- Berber flag often used by the Tuareg militias
- Dates active: 2014–Present
- Headquarters: Ghat
- Active regions: Fezzan (mainly Ghat District), Libya
- Ideology: Berberism
- Wars: the Second Libyan Civil War

= Tuareg militias of Ghat =

Ethnic Tuareg tribal militias

Tuareg militias of Ghat (TMG) are ethnic Tuareg tribal militias, operating in South-West Libya desert areas during the Second Libyan Civil War. The militias rose to prominence in the district of Ghat, which has a Tuareg majority. Gradually, the Tuareg forces expanded their hold also into neighbouring districts. The Libyan Tuaregs are supported by Tuaregs of Mali and groups like Ahmed al-Ansari, with support from the Misratan Libyan Dawn forces. Tuareg militias often utilize the Berber flag.

Tuareg militias are one of a number of factions vying for power in southern Libya, which from 2012 onward has suffered from conflict among Arab, Tabu, and Tuareg tribes.

==Operations==

===2014===
Clashes between Tuareg and Tebu tribal militias have repeatedly flared in Ubari at various times during October 2014. The Tebu tribes are affiliated with the Tobruk government in East Libya. On November 5, 2014, a Tuareg militia reportedly seized control of the El Sharara oil field in Fezzan.

===2015===
In July 2015, clashes between Tuaregs and Tebu tribes reached Sebha, the biggest city in southern Libya, forcing hundreds of families to flee their homes.

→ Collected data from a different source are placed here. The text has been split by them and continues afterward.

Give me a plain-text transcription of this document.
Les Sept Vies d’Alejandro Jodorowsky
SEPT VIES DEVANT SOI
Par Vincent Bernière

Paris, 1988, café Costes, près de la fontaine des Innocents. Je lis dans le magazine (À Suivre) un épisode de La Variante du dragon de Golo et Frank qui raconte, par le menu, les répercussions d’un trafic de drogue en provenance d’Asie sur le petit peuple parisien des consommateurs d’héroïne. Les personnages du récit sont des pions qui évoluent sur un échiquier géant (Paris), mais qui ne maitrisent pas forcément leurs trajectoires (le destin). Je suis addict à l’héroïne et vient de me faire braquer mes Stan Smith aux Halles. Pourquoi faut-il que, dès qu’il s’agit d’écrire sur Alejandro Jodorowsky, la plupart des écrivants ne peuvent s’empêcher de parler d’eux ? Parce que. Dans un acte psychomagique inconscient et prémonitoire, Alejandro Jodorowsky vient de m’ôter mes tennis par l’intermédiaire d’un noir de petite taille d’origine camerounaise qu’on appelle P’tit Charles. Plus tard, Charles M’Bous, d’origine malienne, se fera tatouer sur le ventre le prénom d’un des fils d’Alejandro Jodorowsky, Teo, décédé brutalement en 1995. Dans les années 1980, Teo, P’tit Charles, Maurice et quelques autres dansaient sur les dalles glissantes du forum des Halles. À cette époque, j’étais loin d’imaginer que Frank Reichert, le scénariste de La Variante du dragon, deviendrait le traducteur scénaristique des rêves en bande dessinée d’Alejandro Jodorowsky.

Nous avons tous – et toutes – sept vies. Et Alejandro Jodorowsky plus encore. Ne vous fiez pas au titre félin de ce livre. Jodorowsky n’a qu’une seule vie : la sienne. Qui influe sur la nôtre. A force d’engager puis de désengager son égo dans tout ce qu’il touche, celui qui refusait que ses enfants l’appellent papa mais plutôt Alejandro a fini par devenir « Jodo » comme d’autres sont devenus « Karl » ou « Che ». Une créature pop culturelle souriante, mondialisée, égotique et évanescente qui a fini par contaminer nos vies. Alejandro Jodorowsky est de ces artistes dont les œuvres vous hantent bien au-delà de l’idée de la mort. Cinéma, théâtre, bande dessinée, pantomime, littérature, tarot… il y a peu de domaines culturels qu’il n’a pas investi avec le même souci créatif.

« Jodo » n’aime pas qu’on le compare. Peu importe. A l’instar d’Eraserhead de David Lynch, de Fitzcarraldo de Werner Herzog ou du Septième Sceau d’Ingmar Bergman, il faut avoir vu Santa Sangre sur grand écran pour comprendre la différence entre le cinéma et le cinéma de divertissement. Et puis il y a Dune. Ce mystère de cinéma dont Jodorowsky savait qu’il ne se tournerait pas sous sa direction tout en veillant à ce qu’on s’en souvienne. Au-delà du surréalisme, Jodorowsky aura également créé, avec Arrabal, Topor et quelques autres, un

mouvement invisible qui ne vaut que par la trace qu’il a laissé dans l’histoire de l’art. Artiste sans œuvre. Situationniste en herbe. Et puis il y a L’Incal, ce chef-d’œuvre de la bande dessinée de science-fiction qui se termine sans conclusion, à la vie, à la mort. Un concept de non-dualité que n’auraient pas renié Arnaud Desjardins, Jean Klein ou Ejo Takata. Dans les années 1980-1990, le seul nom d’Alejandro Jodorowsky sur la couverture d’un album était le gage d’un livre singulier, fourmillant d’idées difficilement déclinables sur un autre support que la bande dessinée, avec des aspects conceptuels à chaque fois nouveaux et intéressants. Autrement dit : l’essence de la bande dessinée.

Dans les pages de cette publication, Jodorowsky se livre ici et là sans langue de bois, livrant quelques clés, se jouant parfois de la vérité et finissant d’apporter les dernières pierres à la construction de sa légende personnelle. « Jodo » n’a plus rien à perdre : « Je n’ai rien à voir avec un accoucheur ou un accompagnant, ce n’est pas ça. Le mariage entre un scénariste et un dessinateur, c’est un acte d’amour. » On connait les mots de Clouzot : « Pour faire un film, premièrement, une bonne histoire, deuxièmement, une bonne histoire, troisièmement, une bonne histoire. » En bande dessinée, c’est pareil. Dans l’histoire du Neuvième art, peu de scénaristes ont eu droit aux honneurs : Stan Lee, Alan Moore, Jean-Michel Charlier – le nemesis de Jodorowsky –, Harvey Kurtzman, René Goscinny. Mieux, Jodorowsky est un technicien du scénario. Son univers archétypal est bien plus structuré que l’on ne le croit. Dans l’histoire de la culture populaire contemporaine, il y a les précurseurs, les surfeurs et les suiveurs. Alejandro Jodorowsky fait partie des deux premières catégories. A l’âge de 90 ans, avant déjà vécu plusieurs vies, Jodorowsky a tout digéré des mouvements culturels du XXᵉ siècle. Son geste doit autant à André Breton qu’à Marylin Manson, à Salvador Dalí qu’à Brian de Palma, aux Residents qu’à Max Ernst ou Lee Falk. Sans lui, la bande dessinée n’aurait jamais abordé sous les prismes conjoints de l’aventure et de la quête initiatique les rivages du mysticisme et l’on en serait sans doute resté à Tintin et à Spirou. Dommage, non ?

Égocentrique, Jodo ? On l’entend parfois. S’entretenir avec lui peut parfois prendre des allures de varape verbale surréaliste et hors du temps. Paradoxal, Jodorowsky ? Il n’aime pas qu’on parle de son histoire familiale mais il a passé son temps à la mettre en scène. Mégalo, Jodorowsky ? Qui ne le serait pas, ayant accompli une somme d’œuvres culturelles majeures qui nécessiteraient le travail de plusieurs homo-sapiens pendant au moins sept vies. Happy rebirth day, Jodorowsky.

Efforts to negotiate a truce between Tuaregs and Tebu in September 2015 halted because the ceasefire was violated.

On 23 November 2015, the Tuareg and Tebu tribal representatives signed a cease fire deal in Doha, Qatar, in the attempt to end the 14 month-long conflict over Obari. Libya Tripoli government welcomed the signing of the ceasefire deal in a statement and thanked Qatar for mediating the process. The ceasefire agreement ended more than a year of violent clashes between the two groups in which more than 300 people had been killed and some 2,000 injured, according to medical sources.

===2016===
Due to renewed tensions in Ubari, a task force of the Hasawna tribe was dispatched to Ubari in early February 2016 with a mandate to end ongoing clashes between Libya's Tebu and Tuareg ethnic groups. Reportedly, the move came in line with a ceasefire agreement signed in November 2015 in Doha by Tebu and Tuareg representatives.

===2019===

In February 2019, both the Tuareg and Tubu temporarily united under the GNA and its Tuareg commander General Ali Kanna to defend against advances by the LNA under General Khalifa Haftar in Fezzan.